猛虎王朝
前锋受阻,芬莱也开始展开阵形,合围城墙,但他仍将主攻方向放在南城门处。芬莱并未指望一次攻击就拿下黄莲城,前锋两千人损伤十分惨重,但能够敲开第一道城门,他已经相当满意了。人数上的绝对优势,使他对这上千人的损伤并不心疼。
芬莱的部队仍然源源不断地开进这具棺材,只是他们带着各种攻城器械,防护也比先锋骑兵队要充足得多。
攻城部队的箭手与城上的敌人对射,掩护身旁的战友们行动。用巨大的塔形盾牌掩护着自己的身躯,芬莱手下的攻城主力部队,推动两辆冲车开始缓慢而坚定地朝南城门前进。
四壁上的城防战士们坚持不懈地投掷着沸油、石块,发射着箭矢,芬莱的手下一排排地倒下,给这具棺材增丁添口。
站在城上指挥的雅辛斯克知道,目前这种看似有利的局面并不能维持多久时间,对方的兵力接近自己的十倍,战斗力和装备也相当不错,仅靠内城这道铁栅,最多能阻挡一个小时的时间。不过,这位老将并没有丧失信心,他已经将芬莱主力成功地吸引在南城门处,剩下的事情就是等待了。

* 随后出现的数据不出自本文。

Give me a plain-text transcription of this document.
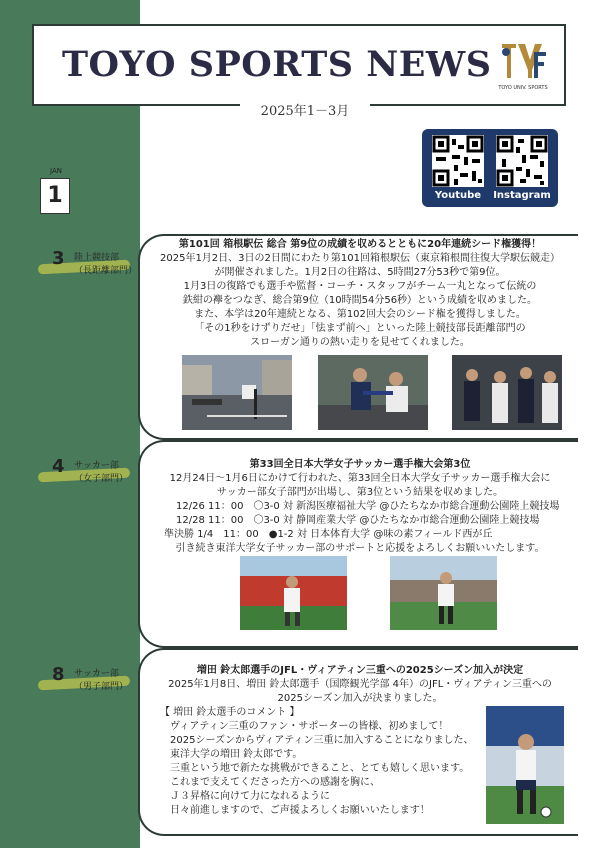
TOYO SPORTS NEWS
TOYO UNIV. SPORTS
2025年1－3月
Youtube	Instagram
JAN
1
3 陸上競技部
（長距離部門）
第101回 箱根駅伝 総合 第9位の成績を収めるとともに20年連続シード権獲得！
2025年1月2日、3日の2日間にわたり第101回箱根駅伝（東京箱根間往復大学駅伝競走）
が開催されました。1月2日の往路は、5時間27分53秒で第9位。
1月3日の復路でも選手や監督・コーチ・スタッフがチーム一丸となって伝統の
鉄紺の襷をつなぎ、総合第9位（10時間54分56秒）という成績を収めました。
また、本学は20年連続となる、第102回大会のシード権を獲得しました。
「その1秒をけずりだせ」「怯まず前へ」といった陸上競技部長距離部門の
スローガン通りの熱い走りを見せてくれました。
4 サッカー部
（女子部門）
第33回全日本大学女子サッカー選手権大会第3位
12月24日～1月6日にかけて行われた、第33回全日本大学女子サッカー選手権大会に
サッカー部女子部門が出場し、第3位という結果を収めました。
12/26 11：00　〇3-0 対 新潟医療福祉大学 @ひたちなか市総合運動公園陸上競技場
12/28 11：00　〇3-0 対 静岡産業大学 @ひたちなか市総合運動公園陸上競技場
準決勝 1/4　11：00　●1-2 対 日本体育大学 @味の素フィールド西が丘
引き続き東洋大学女子サッカー部のサポートと応援をよろしくお願いいたします。
8 サッカー部
（男子部門）
増田 鈴太郎選手のJFL・ヴィアティン三重への2025シーズン加入が決定
2025年1月8日、増田 鈴太郎選手（国際観光学部 4年）のJFL・ヴィアティン三重への
2025シーズン加入が決まりました。
【 増田 鈴太選手のコメント 】
ヴィアティン三重のファン・サポーターの皆様、初めまして！
2025シーズンからヴィアティン三重に加入することになりました、
東洋大学の増田 鈴太郎です。
三重という地で新たな挑戦ができること、とても嬉しく思います。
これまで支えてくださった方への感謝を胸に、
Ｊ３昇格に向けて力になれるように
日々前進しますので、ご声援よろしくお願いいたします！
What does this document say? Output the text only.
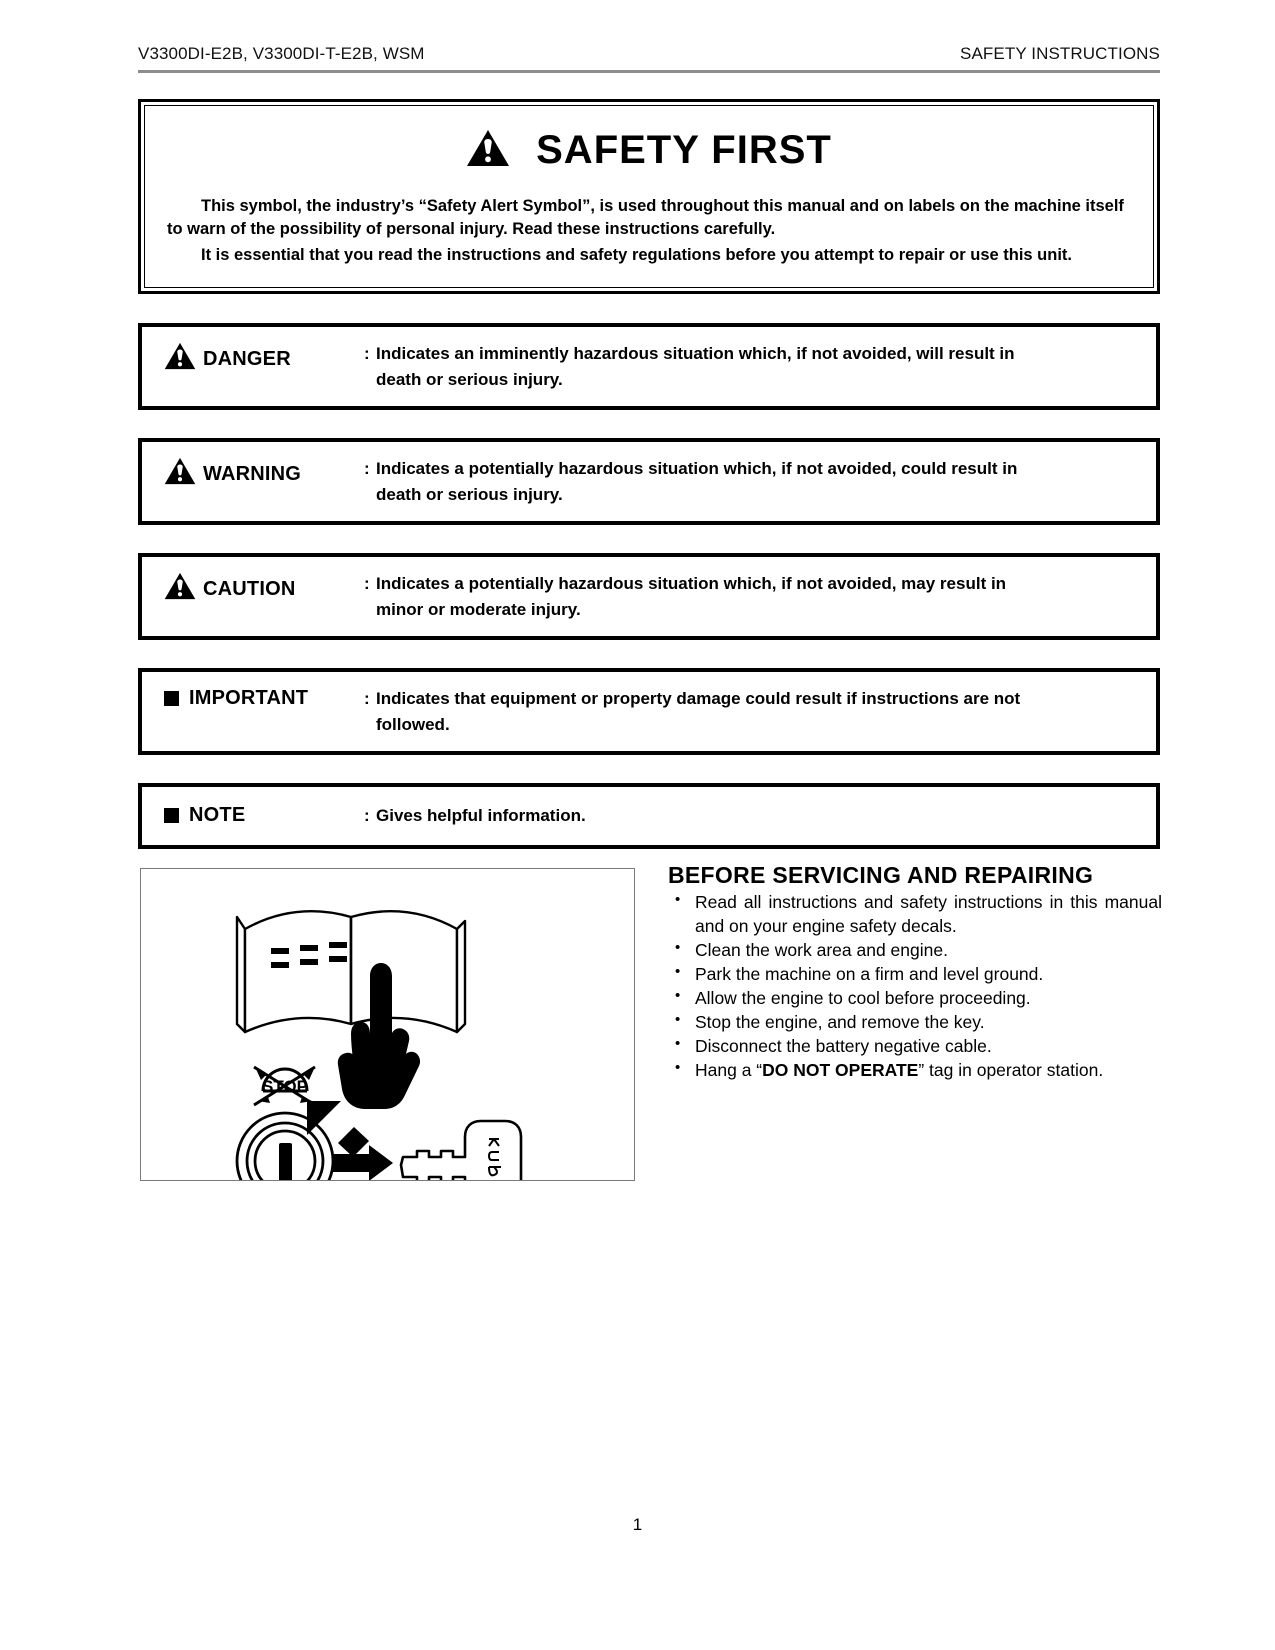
V3300DI-E2B, V3300DI-T-E2B, WSM	SAFETY INSTRUCTIONS
SAFETY FIRST

This symbol, the industry’s “Safety Alert Symbol”, is used throughout this manual and on labels on the machine itself to warn of the possibility of personal injury. Read these instructions carefully.

It is essential that you read the instructions and safety regulations before you attempt to repair or use this unit.

DANGER	: Indicates an imminently hazardous situation which, if not avoided, will result in
death or serious injury.
WARNING	: Indicates a potentially hazardous situation which, if not avoided, could result in
death or serious injury.
CAUTION	: Indicates a potentially hazardous situation which, if not avoided, may result in
minor or moderate injury.
IMPORTANT	: Indicates that equipment or property damage could result if instructions are not
followed.
NOTE	: Gives helpful information.
STOP
BEFORE SERVICING AND REPAIRING
• Read all instructions and safety instructions in this manual and on your engine safety decals.
• Clean the work area and engine.
• Park the machine on a firm and level ground.
• Allow the engine to cool before proceeding.
• Stop the engine, and remove the key.
• Disconnect the battery negative cable.
• Hang a “DO NOT OPERATE” tag in operator station.
1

圣瓦尔尼老将对城下的战斗似乎没有什么兴趣,他更多的是朝南眺望。随着时间一分一秒地过去,心情渐渐焦躁起来。
雅辛斯克其实只等待了几分钟时间,可对他来说真象一个世纪那么漫长。
终于远处又出现了一支骑兵,金丝绣画的猛虎旗帜迎风招展,孔狄率领的五千骑兵自巴可雷森林出发,一路疾行,终于按预定时间赶到了战场!
雅辛斯克兴奋地拔出长剑:“突击队随我来!”
当风和日丽的圣瓦尔尼一片腥风血雨的时候,奎尔却在狂风暴雨的闪北荒原上带领着两万骑兵艰难行军。
连续接到提奥和凯鲁先锋军信使送来的紧急求援报告后,奎尔率领两万轻骑兵自固原堡出发,急行军了数天时光。昨晚上刚想好好休整一下,带领战士们在野外歇了一宿。谁知道老天爷这么不赏脸,早晨起来,没走几里路,大雨就倾盆而下。
闪北荒原上素来降水不足,以至土质贫瘠,植被稀疏。虽然现在已经进入为时短暂的雨季,可一般也就是骤来骤停的阵雨而已,象今天这种裂天而下的瓢泼大雨,而且一下就这么整天都不停歇,实在是罕见。
丹西创立猛虎军团时起,对于武器装备及后勤就非常重视,也从不吝惜在这上面的资金投入。这样的急行军,各级将士仍带足了行军雨具。大家迅速地披上蓑衣,戴上斗笠,顶着风雨继续行进。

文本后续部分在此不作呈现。